Whether the leaving certificate is the valid document under the JJ Act for the consideration of a juvenile? 


  • It was argued by both the council that section 9(2) of JJ Act argue that the court below, which is not the Juvenile Justice Board, should have undertaken the steps outlined in the stated provision.
  • The certificate was issued belatedly and very certainly was fabricated only to support a juvenility allegation. 
  • The learned court below ought to have inquired into the matter and reached a decision based on the facts presented by the parties in order to ascertain the accused's age in accordance with the Statute.


  • Contradicting the claims made by the knowledgeable attorney mentioned above, however, properly asserts that the process outlined in Sub-Section (2) of Section 9 of the Juvenile Justice Act must be followed if the question of the accused's age is brought up. The rule under Sub-Section (2) of Section 9 of the Juvenile Justice Act ought to be applied because the Court hereunder is not the Juvenile Justice Board.

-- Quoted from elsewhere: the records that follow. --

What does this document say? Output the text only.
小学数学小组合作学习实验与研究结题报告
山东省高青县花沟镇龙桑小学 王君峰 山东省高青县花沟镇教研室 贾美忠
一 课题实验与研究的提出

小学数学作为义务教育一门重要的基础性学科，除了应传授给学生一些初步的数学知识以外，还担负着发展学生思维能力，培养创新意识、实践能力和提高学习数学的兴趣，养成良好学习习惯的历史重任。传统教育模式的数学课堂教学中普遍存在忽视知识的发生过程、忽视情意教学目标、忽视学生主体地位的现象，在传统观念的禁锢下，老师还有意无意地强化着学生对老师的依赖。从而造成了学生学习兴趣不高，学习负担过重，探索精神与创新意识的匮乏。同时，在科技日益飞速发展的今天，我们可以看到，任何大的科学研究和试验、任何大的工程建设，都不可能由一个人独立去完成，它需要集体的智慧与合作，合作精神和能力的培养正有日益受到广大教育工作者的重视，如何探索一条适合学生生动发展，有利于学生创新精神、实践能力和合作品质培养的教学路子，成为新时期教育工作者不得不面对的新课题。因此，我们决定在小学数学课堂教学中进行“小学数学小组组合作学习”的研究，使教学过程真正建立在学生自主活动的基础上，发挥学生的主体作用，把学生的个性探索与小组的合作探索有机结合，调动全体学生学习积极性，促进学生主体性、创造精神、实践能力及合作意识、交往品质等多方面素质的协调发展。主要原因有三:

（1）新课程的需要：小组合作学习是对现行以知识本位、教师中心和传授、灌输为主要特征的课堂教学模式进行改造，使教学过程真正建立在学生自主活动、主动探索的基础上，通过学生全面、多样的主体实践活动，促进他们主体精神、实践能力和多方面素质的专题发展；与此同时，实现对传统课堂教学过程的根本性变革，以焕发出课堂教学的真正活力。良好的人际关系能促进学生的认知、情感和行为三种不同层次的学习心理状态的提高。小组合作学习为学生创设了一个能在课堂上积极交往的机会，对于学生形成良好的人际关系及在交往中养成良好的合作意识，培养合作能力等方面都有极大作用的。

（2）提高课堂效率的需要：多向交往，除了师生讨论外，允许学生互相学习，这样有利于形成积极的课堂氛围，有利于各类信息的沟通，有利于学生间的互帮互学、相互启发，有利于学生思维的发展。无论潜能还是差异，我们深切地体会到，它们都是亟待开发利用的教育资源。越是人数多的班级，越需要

  • When such a claim is brought before a court that is not a Juvenile Justice Board, that court is mainly responsible for conducting an investigation, gathering any evidence required establishing the age, and recording a conclusion in the case based on that information. 
  • Naturally, in doing so, the requirements under Section 94 of the Act may also be taken into account, but the Statute mandates that an investigation be conducted and that, if required, evidence may also be obtained. The clause under Section 9(2) of the Juvenile Justice Act, for which the challenged order becomes susceptible, does not seem to have been taken into account by the learned court before.
  • Therefore the order by the lower court has been set aside. The issue is returned to the lower court, which will decide whether to grant the accused's request to be treated as a juvenile once again by using the guidelines in Section 9(2) of the Juvenile Justice Act. It is clarified that this Court has so far not given its judgement on the case's merits.
  • The accused has reportedly been sent to the observation home during the meantime, according to information at the bar. He will stay at the observation home until the age question is resolved.
  • Accordingly, the CRLREV and CRLA are disposed of.


In the above case the court should be stringent in analysing the age factor when the question is upon the juvenility of the accused. This is important and the court must follow the legal procedure as it will not only affect the victim and their family but also the administration of justice. In order to eliminate any errors and injustice to the suffered one and the innocent suspects it is mandatory to follow the legality by the Court of Justice.